Dodging Curve Balls

cmpaThe Beck Property Company is a step closer to landing a mixed-use development at the Community Maritime Park, but not without last-minute, curveball drama.

“I walk into this building and I never know what to expect,” Pensacola City Councilman Larry B. Johnson told his fellow Community Maritime Park Associates board members. “I’m waiting for the Twilight Zone music to come on when I walk into this building.”

Greg Beck, who along with his son Justin presented the property company’s intent to the CMPA board, tended to agree. It wasn’t exactly the discussion he was expecting.

“I’m on the edge of my chair right now,” Beck told the CMPA board, describing the preceding back-and-forth as the “most outrageous thing I think I’ve ever been exposed to.”

The Becks had laid out their plan to the CMPA’s Audit and Operations Committee on Monday. They want to build a three-story, 18,000-square foot development that features retail, office space and residential. They plan to provide on-site parking, and are making an offer based on the only other development planned for the park, Quint Studer’s office complex.
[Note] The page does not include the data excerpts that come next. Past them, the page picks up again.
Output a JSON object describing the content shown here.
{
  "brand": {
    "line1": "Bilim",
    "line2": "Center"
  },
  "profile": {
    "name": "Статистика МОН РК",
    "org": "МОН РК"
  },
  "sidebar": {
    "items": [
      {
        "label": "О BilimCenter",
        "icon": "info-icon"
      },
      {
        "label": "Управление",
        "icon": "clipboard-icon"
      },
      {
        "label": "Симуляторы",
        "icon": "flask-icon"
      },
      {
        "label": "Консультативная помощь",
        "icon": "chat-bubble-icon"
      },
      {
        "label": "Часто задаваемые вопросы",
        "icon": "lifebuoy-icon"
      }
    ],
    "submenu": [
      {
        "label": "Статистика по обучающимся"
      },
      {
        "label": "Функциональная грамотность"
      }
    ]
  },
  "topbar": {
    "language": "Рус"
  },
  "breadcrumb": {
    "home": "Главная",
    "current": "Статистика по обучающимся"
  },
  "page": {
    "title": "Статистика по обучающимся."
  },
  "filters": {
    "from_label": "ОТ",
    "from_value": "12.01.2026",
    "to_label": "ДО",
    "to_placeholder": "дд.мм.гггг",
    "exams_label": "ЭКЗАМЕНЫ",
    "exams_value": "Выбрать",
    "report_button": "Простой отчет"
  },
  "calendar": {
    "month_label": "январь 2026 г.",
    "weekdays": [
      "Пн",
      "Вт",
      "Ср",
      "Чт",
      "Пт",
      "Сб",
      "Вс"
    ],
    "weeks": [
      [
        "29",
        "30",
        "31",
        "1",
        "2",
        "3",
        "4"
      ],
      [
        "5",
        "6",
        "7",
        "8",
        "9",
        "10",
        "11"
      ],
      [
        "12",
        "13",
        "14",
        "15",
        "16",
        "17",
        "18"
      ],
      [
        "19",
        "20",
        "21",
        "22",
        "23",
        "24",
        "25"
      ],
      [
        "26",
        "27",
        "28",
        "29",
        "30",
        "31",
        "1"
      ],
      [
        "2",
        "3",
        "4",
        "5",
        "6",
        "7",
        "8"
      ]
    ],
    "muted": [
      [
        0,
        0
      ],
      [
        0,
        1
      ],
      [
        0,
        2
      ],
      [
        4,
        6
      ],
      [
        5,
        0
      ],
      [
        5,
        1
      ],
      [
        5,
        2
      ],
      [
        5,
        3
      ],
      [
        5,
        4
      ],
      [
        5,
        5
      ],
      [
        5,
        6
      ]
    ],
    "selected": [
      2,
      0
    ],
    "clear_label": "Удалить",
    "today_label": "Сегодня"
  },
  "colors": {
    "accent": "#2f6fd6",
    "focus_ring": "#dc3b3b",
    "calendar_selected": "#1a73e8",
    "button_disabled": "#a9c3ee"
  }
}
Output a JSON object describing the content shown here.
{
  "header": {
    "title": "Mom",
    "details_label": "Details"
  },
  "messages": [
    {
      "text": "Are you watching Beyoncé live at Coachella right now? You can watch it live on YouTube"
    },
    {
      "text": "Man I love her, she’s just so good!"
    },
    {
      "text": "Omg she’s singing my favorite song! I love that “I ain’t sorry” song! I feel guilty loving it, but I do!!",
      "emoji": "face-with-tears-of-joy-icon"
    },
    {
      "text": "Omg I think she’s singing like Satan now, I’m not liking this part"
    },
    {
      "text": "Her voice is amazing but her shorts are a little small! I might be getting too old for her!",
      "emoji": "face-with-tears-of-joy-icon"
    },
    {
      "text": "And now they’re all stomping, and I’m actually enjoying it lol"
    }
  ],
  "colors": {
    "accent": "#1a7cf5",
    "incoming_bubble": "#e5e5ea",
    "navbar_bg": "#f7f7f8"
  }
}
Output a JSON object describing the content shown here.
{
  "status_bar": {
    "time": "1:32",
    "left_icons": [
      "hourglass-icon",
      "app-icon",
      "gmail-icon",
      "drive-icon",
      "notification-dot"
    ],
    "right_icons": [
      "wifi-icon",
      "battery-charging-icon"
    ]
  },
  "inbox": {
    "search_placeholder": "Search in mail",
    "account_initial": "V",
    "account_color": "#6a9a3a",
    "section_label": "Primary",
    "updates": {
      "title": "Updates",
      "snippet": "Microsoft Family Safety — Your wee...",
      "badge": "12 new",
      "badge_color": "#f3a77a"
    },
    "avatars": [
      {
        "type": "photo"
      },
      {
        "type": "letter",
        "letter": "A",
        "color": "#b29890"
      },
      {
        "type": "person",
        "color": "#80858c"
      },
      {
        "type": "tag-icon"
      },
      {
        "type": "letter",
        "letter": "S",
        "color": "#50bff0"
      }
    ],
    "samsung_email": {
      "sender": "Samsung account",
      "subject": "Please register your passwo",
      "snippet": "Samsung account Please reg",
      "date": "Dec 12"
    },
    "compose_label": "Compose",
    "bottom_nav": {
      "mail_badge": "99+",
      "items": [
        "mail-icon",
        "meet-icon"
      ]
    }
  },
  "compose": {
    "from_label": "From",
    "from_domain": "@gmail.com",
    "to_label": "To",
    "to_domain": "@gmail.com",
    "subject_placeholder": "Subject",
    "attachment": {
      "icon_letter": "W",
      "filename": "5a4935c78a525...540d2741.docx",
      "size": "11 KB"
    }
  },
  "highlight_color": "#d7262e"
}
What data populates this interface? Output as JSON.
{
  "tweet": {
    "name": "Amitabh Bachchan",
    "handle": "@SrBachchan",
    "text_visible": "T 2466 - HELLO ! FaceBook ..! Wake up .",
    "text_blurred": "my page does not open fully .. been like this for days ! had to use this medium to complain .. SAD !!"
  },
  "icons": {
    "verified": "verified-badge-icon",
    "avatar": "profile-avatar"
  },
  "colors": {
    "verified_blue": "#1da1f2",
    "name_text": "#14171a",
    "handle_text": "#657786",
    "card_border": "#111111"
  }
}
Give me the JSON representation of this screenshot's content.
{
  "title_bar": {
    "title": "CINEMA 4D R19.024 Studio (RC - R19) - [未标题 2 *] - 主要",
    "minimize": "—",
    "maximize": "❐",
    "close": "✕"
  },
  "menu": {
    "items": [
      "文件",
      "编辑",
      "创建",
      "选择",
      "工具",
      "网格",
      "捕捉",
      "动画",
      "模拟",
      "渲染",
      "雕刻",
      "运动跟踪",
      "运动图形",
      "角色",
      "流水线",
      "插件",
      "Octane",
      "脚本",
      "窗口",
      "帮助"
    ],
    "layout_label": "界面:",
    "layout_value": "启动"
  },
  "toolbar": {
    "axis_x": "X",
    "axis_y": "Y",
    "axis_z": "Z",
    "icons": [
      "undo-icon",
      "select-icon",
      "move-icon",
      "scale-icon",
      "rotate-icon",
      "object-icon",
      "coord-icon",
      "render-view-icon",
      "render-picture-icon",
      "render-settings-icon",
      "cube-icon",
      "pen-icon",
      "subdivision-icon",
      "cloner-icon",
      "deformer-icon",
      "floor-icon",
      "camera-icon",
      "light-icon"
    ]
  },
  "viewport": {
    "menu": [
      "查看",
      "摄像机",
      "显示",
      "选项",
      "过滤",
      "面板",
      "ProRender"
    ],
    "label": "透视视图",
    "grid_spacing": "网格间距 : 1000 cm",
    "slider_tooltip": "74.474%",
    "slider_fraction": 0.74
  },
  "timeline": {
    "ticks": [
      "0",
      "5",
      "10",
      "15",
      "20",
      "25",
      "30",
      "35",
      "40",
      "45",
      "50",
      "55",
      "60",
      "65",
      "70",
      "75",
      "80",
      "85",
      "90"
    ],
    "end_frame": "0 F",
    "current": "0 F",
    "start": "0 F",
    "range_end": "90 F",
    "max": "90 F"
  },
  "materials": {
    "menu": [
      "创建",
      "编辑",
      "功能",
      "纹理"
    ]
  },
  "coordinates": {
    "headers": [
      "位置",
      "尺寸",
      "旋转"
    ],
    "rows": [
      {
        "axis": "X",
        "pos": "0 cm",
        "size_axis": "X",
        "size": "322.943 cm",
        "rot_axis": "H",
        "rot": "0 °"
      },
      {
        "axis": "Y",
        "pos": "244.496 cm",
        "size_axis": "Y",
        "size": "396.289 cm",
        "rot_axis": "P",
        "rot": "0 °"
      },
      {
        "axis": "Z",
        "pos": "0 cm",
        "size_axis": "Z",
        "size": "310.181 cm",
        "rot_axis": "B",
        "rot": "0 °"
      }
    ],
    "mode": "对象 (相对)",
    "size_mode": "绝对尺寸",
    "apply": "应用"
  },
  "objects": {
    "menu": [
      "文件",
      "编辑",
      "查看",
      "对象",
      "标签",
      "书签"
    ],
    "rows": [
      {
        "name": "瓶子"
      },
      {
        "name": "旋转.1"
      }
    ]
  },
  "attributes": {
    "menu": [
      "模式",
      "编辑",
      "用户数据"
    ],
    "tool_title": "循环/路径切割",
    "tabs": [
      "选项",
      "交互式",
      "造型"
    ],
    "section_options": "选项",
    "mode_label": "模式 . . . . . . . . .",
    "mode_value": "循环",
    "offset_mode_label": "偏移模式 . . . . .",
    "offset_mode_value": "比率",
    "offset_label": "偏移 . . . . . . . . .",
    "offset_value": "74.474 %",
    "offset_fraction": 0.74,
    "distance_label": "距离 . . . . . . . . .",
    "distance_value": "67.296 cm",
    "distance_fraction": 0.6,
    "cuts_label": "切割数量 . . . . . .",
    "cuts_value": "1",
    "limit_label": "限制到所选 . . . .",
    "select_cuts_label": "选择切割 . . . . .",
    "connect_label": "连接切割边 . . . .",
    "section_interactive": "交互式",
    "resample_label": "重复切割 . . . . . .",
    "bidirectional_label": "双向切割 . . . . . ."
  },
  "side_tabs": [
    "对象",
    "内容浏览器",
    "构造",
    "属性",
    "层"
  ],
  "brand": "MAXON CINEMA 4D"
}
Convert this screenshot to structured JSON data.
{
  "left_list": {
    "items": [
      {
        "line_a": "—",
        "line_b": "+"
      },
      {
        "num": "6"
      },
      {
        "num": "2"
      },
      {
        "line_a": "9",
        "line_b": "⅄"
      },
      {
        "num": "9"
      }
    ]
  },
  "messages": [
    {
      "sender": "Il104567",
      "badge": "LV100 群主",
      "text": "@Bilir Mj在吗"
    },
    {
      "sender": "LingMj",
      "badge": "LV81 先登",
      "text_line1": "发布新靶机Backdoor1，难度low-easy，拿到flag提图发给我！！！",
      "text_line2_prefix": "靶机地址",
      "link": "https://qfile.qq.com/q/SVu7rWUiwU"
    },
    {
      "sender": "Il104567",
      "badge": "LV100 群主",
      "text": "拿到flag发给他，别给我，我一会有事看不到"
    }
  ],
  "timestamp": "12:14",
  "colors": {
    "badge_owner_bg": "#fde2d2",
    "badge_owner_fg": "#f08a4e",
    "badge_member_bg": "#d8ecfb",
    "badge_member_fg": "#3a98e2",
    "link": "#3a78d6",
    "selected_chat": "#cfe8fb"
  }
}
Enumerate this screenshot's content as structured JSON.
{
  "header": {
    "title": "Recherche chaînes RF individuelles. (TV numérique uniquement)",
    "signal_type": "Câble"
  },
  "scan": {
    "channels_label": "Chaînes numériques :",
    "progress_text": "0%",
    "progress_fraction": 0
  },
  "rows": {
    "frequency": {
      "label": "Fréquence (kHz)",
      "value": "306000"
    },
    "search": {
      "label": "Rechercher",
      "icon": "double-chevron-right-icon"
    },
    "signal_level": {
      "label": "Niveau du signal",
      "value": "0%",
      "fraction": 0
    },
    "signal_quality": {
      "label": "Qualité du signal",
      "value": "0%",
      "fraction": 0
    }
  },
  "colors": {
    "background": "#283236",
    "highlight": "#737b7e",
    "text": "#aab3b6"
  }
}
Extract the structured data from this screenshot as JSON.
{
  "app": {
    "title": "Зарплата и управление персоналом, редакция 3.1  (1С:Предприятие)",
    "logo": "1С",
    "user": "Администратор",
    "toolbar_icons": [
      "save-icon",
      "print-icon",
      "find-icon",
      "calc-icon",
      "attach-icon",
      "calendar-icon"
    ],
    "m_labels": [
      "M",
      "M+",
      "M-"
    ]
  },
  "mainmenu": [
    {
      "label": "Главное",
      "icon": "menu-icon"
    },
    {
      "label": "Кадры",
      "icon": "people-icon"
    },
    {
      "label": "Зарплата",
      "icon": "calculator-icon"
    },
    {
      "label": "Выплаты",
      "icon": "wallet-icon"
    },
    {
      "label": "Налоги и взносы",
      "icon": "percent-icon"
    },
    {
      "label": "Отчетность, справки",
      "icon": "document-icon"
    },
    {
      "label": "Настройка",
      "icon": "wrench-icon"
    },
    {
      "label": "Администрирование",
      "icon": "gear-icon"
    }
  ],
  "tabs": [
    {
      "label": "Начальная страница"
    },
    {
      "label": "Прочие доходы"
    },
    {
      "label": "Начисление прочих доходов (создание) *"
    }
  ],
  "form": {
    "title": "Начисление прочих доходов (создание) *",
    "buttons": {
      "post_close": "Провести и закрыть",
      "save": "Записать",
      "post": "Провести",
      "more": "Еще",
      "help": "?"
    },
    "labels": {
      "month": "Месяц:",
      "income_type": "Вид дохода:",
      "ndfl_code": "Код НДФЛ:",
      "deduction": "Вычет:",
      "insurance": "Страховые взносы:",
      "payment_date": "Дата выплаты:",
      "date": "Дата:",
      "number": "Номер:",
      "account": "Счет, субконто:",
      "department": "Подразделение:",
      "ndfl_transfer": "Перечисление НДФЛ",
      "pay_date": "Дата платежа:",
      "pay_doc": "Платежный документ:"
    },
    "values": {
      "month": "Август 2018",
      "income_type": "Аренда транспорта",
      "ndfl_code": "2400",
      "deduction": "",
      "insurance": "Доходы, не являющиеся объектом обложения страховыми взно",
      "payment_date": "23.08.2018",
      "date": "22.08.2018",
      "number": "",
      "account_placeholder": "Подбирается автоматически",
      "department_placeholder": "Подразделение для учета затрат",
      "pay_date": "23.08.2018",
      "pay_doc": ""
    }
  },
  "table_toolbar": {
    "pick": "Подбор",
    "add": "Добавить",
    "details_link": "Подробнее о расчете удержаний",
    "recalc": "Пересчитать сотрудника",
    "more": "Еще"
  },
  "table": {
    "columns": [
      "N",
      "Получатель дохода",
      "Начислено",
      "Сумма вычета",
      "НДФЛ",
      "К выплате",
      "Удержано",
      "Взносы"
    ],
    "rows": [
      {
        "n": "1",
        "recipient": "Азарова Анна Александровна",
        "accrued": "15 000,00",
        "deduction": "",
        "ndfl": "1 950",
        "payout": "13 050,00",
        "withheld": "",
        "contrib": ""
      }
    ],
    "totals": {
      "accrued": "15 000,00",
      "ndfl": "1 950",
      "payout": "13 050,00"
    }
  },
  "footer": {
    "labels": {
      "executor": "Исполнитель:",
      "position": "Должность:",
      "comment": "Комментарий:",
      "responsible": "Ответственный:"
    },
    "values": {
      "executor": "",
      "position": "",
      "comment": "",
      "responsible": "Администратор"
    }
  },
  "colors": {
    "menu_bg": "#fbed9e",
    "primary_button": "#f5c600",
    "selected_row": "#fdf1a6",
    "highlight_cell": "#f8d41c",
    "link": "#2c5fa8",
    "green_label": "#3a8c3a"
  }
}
The proposal received a generally warm reception in the committee. The lone hesitation on moving forward was Fred Gunther, who raised concerns about the lease fee being offered—$20 per square foot—and the fact that a portion of the site in question—parcel one—had been carved out, allowing for the public’s access to the waterfront.

Today, Gunther, who also sits on the CMPA board recused himself from the discussion, saying he would be presenting an alternative proposal from “his client.”

Gunther would later explain to the board that his client had read about the Becks’ offer in the Pensacola News Journal. The client agreed with Gunther about the lease amount.

“The next morning we get a call from one of our clients who said, ‘we agree with you, the price is too low, we’d buy it for more than that,’” Gunther explained. “I said, well, make an offer.”

Gunther said the alternative proposal would generate an additional $10,000 in lease fees, bringing the total up to about $50,000. He suggested that CBRE, a firm being brought on to work with the city’s stock of properties, be given a chance to review both proposals.

“Are you representing this firm?” CMPA member Juanita Scott asked Gunther. “Wouldn’t that be a conflict of interest?”

“Not if I don’t vote on it,” Gunther replied. “I don’t see a conflict of interest whatsoever.”

Scott wasn’t convinced— “I guess I really need somebody to explain to me why this is not a conflict of interest”—and neither were other CMPA board members.

“It is a conflict of interest,” said CMPA Treasurer Jim Reeves.

Greg Beck would later tell the board that he didn’t expect to present a proposal and then have the parcel “shopped around by a board member.” Gunther disputed such notions, maintaining he had the CMPA’s best interest in mind.

“At the straw vote there was only one person against it and it was Fred Gunther,” Beck said. “It looks like a duck and it quacks like a duck.”

There was also some confusion about the city’s current relationship with CBRE, whether the firm was the city’s consultant or agent. When asked by CMPA Chairman Collier Merrill, Mayor Ashton Hayward—having taken a seat in the back of the room—said the city was still in negotiations with the company.

“Just to be clear on the CBRE,” City Administrator Bill Reynolds clarified a few minutes later, “we are still in negotiations at this point. We do not have a signed contract at this point. We are looking at consulting.”

While a motion was made by CMPA board member Mark Taylor to send both proposals to CBRE, that effort failed. The board then voted to move ahead with the proposal from Beck.

Representatives from the CMPA, the city council and the mayor’s office will negotiate the lease. Again, using the Studer-template.

Recently, a proposal to build a new waterfront YMCA went sour, in part, because there was confusion about the leasing process. Justin Beck had similar questions when he floated his proposal to Merrill a few weeks ago.

“He said, ‘what’s the next step?’” Merrill recalled. “I said, ‘that’s a great question.’”

Beck ended up covering all the bases. He approached the CMPA, the mayor’s office and Council President P.C. Wu.

“I kind of shotgunned it,” Beck told the CMPA board.